Há um tempo, eu estava em um aniversário de alguém da família do meu marido. Estávamos em uma mesa grande, com vários casais e uma moça que estava sozinha.

Toda hora, alguém passava e perguntava com surpresa onde estava o filho e o marido dela. Quando ela dizia que o marido havia ficado em casa com o filho para que ela pudesse curtir o aniversário com mais tranquilidade, ninguém acreditava.

Logo, maternidade/paternidade tornou-se o assunto da mesa, embora só nós duas fossemos mães. Em um certo momento, um rapaz disse que jamais seria pai, pois era muito egoísta para ser pai (palavras dele). Ele complementou, disse que não tinha vontade de abrir mão das saídas para bar com amigos, não abriria mão do churrasco com a galera e não se imaginava ficando em casa com o filho para a esposa sair, como o marido da moça em questão havia feito.

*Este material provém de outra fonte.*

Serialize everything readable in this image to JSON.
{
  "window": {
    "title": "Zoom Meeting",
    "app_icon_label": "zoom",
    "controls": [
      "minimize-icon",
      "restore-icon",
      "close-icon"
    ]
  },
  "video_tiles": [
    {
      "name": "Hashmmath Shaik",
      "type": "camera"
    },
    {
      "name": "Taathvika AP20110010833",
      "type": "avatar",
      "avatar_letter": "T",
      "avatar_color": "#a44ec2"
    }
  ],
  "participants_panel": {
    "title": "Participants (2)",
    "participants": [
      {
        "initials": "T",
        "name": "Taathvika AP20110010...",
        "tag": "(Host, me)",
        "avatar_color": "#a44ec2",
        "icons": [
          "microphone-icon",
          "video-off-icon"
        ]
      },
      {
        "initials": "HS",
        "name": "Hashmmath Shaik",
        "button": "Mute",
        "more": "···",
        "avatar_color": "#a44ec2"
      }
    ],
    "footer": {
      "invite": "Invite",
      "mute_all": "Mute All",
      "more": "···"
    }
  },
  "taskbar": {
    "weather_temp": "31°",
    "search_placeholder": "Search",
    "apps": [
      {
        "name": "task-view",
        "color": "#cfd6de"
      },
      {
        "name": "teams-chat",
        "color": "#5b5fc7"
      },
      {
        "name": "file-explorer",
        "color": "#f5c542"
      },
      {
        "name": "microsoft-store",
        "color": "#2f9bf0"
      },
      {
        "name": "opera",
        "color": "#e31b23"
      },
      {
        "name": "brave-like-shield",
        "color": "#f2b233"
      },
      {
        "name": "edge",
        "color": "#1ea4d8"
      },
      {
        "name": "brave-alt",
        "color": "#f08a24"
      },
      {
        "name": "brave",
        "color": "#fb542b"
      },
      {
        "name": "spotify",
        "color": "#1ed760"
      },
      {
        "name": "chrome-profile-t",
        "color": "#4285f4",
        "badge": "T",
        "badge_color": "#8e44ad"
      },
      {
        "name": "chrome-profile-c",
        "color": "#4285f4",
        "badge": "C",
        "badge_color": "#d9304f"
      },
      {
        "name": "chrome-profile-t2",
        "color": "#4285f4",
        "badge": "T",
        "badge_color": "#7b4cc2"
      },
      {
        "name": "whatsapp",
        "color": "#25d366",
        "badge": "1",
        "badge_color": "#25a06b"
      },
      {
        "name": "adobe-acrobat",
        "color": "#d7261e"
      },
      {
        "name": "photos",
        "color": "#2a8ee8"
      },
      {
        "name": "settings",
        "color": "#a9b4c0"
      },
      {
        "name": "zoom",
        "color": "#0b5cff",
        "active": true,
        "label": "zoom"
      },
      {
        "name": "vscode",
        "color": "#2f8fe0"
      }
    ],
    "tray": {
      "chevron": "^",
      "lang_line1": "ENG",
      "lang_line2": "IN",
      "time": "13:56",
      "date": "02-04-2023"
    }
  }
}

Poucos comentaram e ninguém disse pensar como ele, mas tanto eu quanto a moça que estava curtindo sua noite de folga falamos que era importante ele assumir isso, principalmente para a esposa dele. Esse cara entendeu que ter filho não é responsabilidade só da mulher, que ele teria sim que abrir mão de muitas coisas e que não seria fácil. Ele entendeu que era injusto ser mais um que diz que mulheres são super heroínas que dão conta de tudo, e que essa imagem esconde o cansaço real dessas mulheres. Ele entendeu isso e decidiu que não queria.

Toda vez que alguém fala sobre a decisão de não ter filhos, um ar polêmico paira no ar. Ainda vivemos em uma sociedade que acha que amor materno ou paterno é instintivo e que só estamos completamente felizes quando nos tornamos pais.

Pois bem, eu hoje venho aqui dizer algo que também pode acabar sendo polêmico, mas não consigo mais me calar sobre o assunto: esse pensamento antiquado da nossa sociedade mata crianças.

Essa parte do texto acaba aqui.